Arts Publications
Topic: RSS FeedTwelve fallacies in contemporary adaptation theory
Criticism, Spring, 2003 by Thomas Leitch
Nor will the argument that cinema's characters are limited by its inability to present thought directly stand up to analysis. When Bluestone notes that "the film, having only arrangements of space to work with, cannot render thought, for the moment thought is externalized it is no longer thought," (27) his observation is equally apt to drama as to film. Yet no one questions the ability of playwrights from Euripides to Chekhov to create complex characters. It is true, of course, that Shakespeare's dramaturgy allows him soliloquies and asides that make it easier to dramatize thought, but Hamlet's thoughts are still necessarily externalized. The conclusion that follows is not that externalized thought is no longer thought, but that the pleasures of many non-novelistic media are based to a large extent in the invitation they extend to audiences to infer what characters are thinking on the basis of their speech and behavior, and that thoughts that are inferred can be just as subtle and profound as thoughts that are presented directly.

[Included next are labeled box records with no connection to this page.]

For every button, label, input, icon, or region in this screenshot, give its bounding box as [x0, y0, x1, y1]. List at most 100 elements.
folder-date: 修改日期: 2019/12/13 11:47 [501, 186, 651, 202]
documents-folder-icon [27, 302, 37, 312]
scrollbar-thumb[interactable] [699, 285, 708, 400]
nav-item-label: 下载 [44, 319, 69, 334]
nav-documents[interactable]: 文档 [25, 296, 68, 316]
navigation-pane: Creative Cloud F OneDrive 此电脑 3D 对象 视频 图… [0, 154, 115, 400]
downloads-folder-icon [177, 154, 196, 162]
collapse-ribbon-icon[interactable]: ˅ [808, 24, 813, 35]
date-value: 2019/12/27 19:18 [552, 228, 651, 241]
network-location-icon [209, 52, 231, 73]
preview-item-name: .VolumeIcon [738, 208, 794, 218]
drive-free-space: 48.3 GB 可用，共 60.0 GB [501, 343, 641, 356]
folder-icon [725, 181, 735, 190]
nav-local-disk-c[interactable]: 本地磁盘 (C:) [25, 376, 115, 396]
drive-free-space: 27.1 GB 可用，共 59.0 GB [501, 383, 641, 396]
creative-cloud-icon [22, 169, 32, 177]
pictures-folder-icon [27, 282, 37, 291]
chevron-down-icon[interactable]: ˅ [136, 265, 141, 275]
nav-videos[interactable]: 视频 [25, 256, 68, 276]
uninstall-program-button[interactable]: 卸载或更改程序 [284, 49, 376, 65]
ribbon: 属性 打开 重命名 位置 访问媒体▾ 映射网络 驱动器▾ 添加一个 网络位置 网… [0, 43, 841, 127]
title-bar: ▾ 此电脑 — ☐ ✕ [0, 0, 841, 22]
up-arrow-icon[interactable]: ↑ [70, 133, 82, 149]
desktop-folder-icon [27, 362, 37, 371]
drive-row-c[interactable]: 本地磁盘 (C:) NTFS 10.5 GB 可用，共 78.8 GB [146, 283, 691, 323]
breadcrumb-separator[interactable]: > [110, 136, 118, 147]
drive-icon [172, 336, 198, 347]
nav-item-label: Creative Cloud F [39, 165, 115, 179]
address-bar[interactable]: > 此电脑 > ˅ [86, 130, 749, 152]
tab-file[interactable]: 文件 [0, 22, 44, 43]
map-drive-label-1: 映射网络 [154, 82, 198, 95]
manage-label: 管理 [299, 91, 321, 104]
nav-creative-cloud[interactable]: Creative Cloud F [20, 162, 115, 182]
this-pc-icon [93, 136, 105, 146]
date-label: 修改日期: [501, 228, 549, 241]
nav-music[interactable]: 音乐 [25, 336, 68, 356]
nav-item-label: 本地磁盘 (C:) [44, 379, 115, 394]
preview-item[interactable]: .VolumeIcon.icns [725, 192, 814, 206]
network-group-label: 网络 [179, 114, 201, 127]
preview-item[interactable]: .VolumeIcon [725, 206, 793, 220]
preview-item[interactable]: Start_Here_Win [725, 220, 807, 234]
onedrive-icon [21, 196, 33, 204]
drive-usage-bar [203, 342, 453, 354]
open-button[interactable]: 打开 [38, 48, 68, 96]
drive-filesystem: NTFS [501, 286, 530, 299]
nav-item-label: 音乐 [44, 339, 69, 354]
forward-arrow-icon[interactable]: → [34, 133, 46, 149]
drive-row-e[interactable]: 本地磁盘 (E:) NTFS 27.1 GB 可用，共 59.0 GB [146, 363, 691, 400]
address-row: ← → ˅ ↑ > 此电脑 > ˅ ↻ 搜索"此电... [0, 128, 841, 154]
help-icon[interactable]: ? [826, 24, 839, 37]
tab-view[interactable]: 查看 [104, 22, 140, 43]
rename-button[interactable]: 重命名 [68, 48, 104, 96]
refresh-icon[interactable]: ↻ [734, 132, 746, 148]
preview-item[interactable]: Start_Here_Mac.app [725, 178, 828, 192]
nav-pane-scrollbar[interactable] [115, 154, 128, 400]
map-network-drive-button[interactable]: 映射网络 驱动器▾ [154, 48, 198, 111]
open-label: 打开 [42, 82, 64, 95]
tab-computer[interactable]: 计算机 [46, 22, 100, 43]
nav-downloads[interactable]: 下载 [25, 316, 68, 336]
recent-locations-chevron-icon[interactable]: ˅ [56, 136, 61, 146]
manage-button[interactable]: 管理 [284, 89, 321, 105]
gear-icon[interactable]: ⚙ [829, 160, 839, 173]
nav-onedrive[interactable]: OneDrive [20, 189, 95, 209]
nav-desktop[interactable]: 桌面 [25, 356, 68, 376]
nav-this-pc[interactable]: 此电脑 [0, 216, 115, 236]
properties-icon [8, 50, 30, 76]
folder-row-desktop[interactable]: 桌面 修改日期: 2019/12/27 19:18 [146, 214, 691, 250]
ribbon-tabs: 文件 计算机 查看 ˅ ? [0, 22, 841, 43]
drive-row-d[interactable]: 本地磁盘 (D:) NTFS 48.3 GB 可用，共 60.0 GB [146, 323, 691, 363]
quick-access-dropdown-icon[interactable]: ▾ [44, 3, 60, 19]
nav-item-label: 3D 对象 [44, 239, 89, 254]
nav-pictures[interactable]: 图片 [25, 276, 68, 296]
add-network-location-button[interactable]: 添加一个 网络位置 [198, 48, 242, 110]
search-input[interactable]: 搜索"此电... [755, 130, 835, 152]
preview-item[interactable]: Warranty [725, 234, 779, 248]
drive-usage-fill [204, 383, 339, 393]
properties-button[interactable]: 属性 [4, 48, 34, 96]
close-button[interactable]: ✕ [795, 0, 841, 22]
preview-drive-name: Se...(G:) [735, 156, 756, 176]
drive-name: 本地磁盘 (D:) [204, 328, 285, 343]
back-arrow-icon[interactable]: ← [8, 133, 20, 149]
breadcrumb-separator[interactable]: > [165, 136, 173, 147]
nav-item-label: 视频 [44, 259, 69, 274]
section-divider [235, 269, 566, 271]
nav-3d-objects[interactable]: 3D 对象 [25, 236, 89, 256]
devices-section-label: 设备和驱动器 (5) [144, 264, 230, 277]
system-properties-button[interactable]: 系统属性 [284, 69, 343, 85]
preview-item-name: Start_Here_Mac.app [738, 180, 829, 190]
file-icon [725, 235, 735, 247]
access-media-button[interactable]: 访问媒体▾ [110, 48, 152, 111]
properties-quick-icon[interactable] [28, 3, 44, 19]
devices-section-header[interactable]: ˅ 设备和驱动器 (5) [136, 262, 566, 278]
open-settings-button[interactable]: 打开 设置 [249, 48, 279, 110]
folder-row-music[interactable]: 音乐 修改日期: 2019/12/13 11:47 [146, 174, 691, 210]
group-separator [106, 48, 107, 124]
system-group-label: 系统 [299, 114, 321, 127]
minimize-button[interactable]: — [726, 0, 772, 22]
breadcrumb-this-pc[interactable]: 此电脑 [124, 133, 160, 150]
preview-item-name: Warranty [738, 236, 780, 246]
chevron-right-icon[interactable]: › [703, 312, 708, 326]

This last point deserves closer consideration. Novels, plays, and movies can each hardly help leaving out many details from their discourse. Wolfgang Iser, calling these omissions "gaps" or "blanks," has analyzed at length the processes by which readers are encouraged to fill them in, the freedom they have in choosing from among alternative possibilities, and the limitations on that freedom that define "failure" as "filling the blank exclusively with one's own projections." (28) What Iser does not consider is the necessity of gaps, not as an inevitable corollary of a given story's incompleteness, but as the very basis of its appeal. For it is precisely the business of fictional narratives to create a field in which audiences are invited to make inferences about what the characters are feeling or planning, where the story is going, what particular details will mean, and how everything will turn out. Such inferences are the product of the same increasingly educated guesswork that derives concepts from percepts. These inferences confer both the sense of intimacy with fictional characters that makes them more memorable than most real people and the assurance that the fictional field at hand comprises a world more satisfyingly coherent than the world outside. Novels and plays and movies might be said paradoxically to display their gaps in the sense that they depend for the pleasures they provide on audiences noticing and choosing to fill some of them but not others. (29)
The importance of this invitation to the audience is confirmed by the fact that few moviegoers read screenplays for pleasure--not because screenplays have no gaps (they specify many fewer details than either the literary texts they are based on or the movies that are based on them), but because their gaps are designed to he filled once and for all by the cast and crew, not displayed as an invitation to nonprofessional audiences' active participation. It is one of Shakespeare's most underappreciated gifts that the plays generations of readers have revered are nothing more than performance texts whose verbal texture happens to support an incomparably richer sense of reality than that of any screenplay to date.